Because the fact is we launched ourselves headlong down the ‘slippery slope to fascism’ in 1977, on the day we legalised abortion. Even though our Bill of Rights enshrines the right not to be deprived of life, we legally deprive around twelve thousand unborn citizens of their right to life every year.

That’s why a Government minister can now make the suggestion Bennett did, and why the media claim that most New Zealanders now think euthanasia is a great idea, and why some want to remove all legislation around abortion, to allow partial birth abortions and the practice of leaving live aborted babies to die, as they do in Victoria.  

I do wish people could be consistent, and acknowledge that unborn babies – who are undeniably human - have the same human rights as gang members and the rest of us do.

Friday, 1 September 2017

A princess and strange gods



Some mourner on telly tonight, during the media frenzy over the anniversary of Princess Diana’s death, recalled saying at the time that “no one expected this”.

I beg to differ. ‘I am the Lord thy God. Thou shalt not have strange gods before me.’

My intuitive distrust of the Ruataniwha Dam (letter printed and illustrated in Dom Post, September 4)


Having lived in the utterly beautiful Bay all my life, I was relieved to see respected journalist Marty Sharpe (Beast should never have been let out of paddock, September 1) vindicate my intuitive suspicions in regard to the Ruataniwha Dam.
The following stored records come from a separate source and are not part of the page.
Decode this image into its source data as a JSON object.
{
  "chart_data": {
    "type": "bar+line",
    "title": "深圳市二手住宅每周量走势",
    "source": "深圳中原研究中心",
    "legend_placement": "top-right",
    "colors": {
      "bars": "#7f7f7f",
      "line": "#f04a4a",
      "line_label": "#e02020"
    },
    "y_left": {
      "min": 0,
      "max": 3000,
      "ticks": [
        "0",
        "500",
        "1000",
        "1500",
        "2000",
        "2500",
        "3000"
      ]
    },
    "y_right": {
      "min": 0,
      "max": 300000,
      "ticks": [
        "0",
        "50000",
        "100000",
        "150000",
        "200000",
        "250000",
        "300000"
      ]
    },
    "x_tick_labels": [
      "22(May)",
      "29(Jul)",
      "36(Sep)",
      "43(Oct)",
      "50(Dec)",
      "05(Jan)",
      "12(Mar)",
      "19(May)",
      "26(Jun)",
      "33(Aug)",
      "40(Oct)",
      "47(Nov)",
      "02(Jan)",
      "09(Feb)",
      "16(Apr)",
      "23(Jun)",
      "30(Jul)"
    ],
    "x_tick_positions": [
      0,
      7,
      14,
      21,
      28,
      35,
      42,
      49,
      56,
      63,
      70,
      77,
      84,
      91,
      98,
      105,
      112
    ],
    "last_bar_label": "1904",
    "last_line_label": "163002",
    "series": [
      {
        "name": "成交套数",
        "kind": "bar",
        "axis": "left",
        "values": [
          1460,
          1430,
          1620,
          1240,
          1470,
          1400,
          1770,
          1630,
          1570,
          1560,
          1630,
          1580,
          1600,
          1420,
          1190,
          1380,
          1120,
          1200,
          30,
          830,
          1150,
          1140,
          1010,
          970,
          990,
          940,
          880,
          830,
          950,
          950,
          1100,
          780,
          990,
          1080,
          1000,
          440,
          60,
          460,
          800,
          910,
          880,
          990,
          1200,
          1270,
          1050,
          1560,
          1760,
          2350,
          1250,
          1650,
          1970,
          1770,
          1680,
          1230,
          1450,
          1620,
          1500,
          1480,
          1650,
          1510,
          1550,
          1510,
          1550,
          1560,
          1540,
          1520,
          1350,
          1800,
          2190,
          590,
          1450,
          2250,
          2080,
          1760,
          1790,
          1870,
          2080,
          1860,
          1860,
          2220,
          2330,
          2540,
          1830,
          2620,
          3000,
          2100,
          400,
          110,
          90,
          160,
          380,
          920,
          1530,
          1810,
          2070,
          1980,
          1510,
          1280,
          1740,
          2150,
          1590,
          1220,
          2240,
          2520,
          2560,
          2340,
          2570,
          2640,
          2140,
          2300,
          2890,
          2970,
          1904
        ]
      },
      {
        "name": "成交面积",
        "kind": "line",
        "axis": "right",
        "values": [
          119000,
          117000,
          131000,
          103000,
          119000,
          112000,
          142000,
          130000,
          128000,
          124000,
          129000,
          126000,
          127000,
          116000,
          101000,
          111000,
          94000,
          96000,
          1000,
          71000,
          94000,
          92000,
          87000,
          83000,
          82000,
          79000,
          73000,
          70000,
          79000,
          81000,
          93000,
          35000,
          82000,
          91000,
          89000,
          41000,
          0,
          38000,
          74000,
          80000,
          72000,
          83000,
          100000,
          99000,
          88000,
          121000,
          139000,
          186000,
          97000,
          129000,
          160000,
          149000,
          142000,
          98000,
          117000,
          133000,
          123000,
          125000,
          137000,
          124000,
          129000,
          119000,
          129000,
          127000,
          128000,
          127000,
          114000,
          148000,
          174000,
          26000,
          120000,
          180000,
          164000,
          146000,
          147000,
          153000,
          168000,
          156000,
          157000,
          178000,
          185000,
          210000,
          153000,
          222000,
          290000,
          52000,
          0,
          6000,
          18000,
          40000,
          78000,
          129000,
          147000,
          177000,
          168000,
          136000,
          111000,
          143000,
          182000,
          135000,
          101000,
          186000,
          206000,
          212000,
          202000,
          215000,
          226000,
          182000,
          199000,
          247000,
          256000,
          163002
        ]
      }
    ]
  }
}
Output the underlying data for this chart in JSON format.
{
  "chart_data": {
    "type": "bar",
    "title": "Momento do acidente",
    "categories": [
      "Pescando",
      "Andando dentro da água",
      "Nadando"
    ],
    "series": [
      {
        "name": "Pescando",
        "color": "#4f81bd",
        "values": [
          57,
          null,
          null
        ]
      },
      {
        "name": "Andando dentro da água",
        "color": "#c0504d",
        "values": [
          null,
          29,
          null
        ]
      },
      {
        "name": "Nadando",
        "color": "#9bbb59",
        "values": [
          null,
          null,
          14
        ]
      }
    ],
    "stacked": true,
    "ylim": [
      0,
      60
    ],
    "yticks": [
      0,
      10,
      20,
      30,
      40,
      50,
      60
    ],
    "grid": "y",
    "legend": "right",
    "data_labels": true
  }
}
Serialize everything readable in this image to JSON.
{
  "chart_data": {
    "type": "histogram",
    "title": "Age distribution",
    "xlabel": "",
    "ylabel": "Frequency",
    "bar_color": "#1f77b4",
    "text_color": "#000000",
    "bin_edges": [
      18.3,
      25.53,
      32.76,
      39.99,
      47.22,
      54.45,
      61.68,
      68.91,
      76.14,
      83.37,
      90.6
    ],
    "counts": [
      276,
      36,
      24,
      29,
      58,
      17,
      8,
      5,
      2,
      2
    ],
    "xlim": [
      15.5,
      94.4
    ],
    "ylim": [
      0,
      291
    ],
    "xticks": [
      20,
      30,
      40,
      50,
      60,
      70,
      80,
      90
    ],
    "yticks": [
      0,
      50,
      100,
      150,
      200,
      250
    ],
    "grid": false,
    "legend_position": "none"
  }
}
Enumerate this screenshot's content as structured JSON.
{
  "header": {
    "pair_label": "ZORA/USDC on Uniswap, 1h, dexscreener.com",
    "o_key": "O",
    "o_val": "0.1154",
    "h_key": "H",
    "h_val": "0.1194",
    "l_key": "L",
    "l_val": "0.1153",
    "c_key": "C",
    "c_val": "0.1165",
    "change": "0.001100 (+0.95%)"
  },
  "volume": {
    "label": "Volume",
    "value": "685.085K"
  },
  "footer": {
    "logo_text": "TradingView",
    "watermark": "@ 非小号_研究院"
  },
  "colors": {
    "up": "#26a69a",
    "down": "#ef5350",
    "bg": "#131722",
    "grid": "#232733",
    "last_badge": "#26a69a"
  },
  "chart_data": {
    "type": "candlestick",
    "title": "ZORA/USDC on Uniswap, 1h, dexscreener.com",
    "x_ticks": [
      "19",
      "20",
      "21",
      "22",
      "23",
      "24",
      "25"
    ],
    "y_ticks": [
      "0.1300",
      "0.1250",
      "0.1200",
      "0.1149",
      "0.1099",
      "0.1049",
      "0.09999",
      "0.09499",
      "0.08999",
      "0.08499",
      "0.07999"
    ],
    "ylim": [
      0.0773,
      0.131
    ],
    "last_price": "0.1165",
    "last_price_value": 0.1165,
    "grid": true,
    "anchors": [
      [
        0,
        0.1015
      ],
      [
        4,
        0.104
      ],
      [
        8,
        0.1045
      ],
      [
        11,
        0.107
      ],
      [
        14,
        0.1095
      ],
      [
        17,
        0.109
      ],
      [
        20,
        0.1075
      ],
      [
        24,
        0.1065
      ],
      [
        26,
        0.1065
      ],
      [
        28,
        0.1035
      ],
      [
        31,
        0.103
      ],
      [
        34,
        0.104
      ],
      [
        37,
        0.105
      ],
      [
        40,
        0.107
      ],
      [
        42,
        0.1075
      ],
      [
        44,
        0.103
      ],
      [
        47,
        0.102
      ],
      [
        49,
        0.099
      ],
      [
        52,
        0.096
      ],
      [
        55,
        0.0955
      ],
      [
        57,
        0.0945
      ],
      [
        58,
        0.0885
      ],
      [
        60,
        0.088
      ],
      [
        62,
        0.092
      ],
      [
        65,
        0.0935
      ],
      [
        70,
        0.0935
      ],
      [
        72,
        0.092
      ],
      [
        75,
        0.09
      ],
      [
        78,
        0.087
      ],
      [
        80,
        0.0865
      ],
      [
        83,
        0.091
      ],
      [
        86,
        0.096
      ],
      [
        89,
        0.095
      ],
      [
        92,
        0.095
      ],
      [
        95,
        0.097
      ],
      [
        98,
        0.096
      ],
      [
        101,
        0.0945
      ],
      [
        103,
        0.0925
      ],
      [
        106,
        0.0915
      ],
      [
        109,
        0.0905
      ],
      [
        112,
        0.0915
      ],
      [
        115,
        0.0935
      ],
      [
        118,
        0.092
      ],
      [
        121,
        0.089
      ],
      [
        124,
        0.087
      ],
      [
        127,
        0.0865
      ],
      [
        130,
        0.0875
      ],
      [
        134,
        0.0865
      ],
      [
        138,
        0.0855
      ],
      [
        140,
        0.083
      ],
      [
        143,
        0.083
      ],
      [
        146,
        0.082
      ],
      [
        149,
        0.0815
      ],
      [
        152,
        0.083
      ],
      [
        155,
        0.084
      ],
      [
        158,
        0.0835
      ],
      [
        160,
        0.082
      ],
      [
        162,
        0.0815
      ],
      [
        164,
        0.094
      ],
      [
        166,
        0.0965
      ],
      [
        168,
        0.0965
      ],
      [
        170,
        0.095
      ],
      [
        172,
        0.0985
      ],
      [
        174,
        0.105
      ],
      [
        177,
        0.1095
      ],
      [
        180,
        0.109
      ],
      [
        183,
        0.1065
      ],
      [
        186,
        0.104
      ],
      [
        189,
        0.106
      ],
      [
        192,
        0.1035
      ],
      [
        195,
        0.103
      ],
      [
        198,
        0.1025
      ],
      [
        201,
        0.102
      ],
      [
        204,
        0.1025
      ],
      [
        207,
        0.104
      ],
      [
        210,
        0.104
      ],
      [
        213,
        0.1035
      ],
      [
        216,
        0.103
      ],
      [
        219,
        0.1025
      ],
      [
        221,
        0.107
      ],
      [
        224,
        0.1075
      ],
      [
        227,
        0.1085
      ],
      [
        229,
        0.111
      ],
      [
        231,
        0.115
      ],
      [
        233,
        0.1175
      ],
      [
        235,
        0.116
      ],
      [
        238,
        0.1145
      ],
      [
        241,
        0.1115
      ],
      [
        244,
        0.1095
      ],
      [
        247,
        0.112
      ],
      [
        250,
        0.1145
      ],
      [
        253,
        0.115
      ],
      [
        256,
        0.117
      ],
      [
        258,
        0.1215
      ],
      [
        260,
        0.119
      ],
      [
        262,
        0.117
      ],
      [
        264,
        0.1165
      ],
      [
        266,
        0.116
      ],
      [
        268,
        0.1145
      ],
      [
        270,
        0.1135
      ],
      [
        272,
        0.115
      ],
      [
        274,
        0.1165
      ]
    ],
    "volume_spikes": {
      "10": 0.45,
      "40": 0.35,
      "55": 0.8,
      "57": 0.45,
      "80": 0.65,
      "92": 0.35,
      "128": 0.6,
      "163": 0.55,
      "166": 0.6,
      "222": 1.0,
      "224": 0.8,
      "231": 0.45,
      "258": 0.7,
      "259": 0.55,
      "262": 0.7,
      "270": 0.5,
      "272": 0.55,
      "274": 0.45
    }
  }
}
Really you can justify water-intensive cultivation such as dairy only in the rainshadow of the Ruahines. The Takapau Plains have been abused, their signature pine and poplar plantations cut down to accommodate enormous irrigators, laneways cut ruthlessly through pasture with cows mooching disconsolately to and from their unsightly sheds, leaving behind a trail of muck.

The saddest aspect of all this dollar-driven frenzy is the awful waste of money on lawyers, on ‘Eastlight ringbinders’ and a Board of Inquiry, money which could have been spent subsidising sheep and beef cattle farmers’ own water preservation and storage, and on research and promotion of crops which like lots of sun and not much rain.

Hawke’s Bay’s future lies with tourism at least as much as farming. We owe it to the land and our children to restore its beauty, and to the rivers their natural flow.